= Michel Bernstein =

Michel Bernstein (Paris, 1931 – Paris, October 31, 2006) was a French musical producer and founder of several record labels.

Bernstein's first contact with classical music was hearing the school music teacher play Beethoven on an out-of-tune piano at the age of 15, but thereafter he took a lively interest in music and recordings.

== Vendôme ==
Bernstein founded his first record label, Vendôme, in 1954, which released only 5 LPs.

The first release was the world premiere recording of Debussy's Proses Lyriques, by Flore Wend a Swiss soprano living in Paris, accompanied by the pianist Odette Gartenlaub, engineered by André Charlin, and recorded at the Salle Adyar, Paris. The LP also included the Chansons de Bilitis and Ballades de François Villon, and received glowing reviews in the French magazine Disques. The next release was of the organist Pierre Cochereau playing Bach on the organ of the Église Saint-Roch. Followed by another disc of Bach, the Orgelbüchlein, with the Danish organist Finn Viderø.

== Valois ==
His second label, Valois, recorded Sándor Végh and his Végh Quartet, and discs of Clément Janequin and Amours de Ronsard with the Ensemble Polyphonique de Paris of the composer Charles Ravier. Ravier returned to Bernstein in the 1970s to make two recordings of the Meslanges of Lassus, the second of them deeply problematic.

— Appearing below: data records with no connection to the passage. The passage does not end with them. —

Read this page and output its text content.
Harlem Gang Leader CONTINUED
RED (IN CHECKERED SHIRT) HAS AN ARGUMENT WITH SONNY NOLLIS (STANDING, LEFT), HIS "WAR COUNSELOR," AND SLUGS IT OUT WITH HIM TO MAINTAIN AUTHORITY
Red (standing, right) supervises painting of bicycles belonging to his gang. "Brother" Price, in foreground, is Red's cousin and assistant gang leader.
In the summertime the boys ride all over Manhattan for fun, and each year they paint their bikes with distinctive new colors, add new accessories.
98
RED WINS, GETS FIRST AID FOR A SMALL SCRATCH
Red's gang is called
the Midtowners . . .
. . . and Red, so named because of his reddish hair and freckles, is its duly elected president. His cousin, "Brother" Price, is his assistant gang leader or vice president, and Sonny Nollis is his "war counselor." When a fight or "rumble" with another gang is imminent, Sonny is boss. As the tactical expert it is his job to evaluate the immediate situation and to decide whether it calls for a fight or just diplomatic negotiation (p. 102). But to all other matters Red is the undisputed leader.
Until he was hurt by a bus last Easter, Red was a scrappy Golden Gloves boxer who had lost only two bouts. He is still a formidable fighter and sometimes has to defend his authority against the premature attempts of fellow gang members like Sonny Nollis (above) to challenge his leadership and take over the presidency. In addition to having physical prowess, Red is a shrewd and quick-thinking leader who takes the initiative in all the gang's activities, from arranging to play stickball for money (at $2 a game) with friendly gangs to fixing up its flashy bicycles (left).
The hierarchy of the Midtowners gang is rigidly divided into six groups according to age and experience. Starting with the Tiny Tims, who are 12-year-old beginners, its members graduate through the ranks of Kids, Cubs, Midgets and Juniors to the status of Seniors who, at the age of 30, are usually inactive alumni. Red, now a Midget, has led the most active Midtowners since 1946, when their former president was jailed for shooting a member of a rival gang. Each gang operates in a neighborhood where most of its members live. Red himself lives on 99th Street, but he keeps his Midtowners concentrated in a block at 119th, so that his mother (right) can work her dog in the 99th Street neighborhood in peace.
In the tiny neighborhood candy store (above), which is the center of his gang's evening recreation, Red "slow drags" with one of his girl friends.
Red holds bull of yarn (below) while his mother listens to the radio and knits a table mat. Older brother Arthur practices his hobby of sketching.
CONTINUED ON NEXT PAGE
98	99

From 1962 until 1972, Valois released about 20 LPs featuring the French harpsichordist Huguette Dreyfus, a pioneer of early music in France. The Paris-based American pianist Noël Lee made many recordings for Valois; Aaron Copland, Ravel, Chopin, and the Brahms quintet with the Quatuor Danois. Then from 1965, chanson and lieder recordings of Ravel, Duparc, Robert Schumann, Mussorgsky, etc. with the Dutch baritone Bernard Kruysen, as well as participating in recordings of Jean Barraqué.

At this period – before the European record market was integrated – many of the releases of Valois were licensed, as Valois licensed their own releases abroad. For example, the Ockeghem Requiem of the Prague Madrigalists conducted by Miroslav Venhoda, was licensed from Supraphon to both Valois in France and Telefunken in Germany.

Valois was sold to Auvidis in the early 1990s, and subsequently became property of Naïve Records when Naïve acquired Auvidis in 1998.

== Astrée ==
In 1975 Bernstein founded his third label, Astrée. The focus of the label was on 17th Century French music, for organ, harpsichord, viol and lute. The motto of the label was Deffense & Illvstration de la Mvsiqve Française, parodying the manifesto of Joachim du Bellay for poetry, and printed on the first 39 discs released.

Astrée, along with Harmonia Mundi of Bernard Coutaz was one of the leaders in early music recording in France, with artists including harpsichordist Blandine Verlet, fortepianist Paul Badura-Skoda, lutenist Hopkinson Smith, Michel Chapuis for the complete organ works of Bach, the first recordings of Philippe Herreweghe, Quatuor Mosaïques, Rinaldo Alessandrini and others, including two "difficult" recordings with Esther Lamandier around the Decameron and Cantigas de Santa Maria.

One of the label's major artists was Jordi Savall whom Bernstein recruited from EMI, generating a series of recordings of renaissance to classical repertoire including the bestselling soundtrack for the 1991 movie Tous les matins du monde. However Bernstein had already in 1985 sold control of Astrée to Auvidis, which was then purchased by Naïve, which shortly after also acquired Yolanta Skura's label Opus111. Most of Astrée's artists remained with Auvidis-Naïve, though Jordi Savall departed to found his own label, Alia Vox, eventually purchasing rights to his own back-catalogue.

== Arcana ==
In 1992, Bernstein founded his fourth label, Arcana, in Nantes. A few artists such as Rinaldo Alessandrini and Fabio Biondi assisted Bernstein in making recordings without payment to help the new label get started.

Again Arcana concentrated on early music, with new artists Ars Antiqua Austria, the Festetics Quartet, La Reverdie and Dialogos. Arcana also released the first recording of Debussy on period instruments with chamber works performed by the Kuijken family.

Following Bernstein's marriage to philosopher and sound engineer Charlotte Gilart de Keranflec'h the label's publications began to bear the imprint Charlotte et Michel Bernstein Éditeurs.

Bernstein suffered a heart attack and died while setting up the microphones for a recording session for Dialogos, of repertoire connected with Abbo of Fleury.

After a hiatus in activity, since January 2008 the Arcana label has been managed by 551 Media S.r.l., Omegna, Italy, with the reissue of recordings by Mala Punica, Crawford Young and the Ferrara Ensemble, and new recording began again in 2009 with a disc by La Reverdie, Sacri Sarcasmi. The label subsequently passed into the portfolio of Outhere.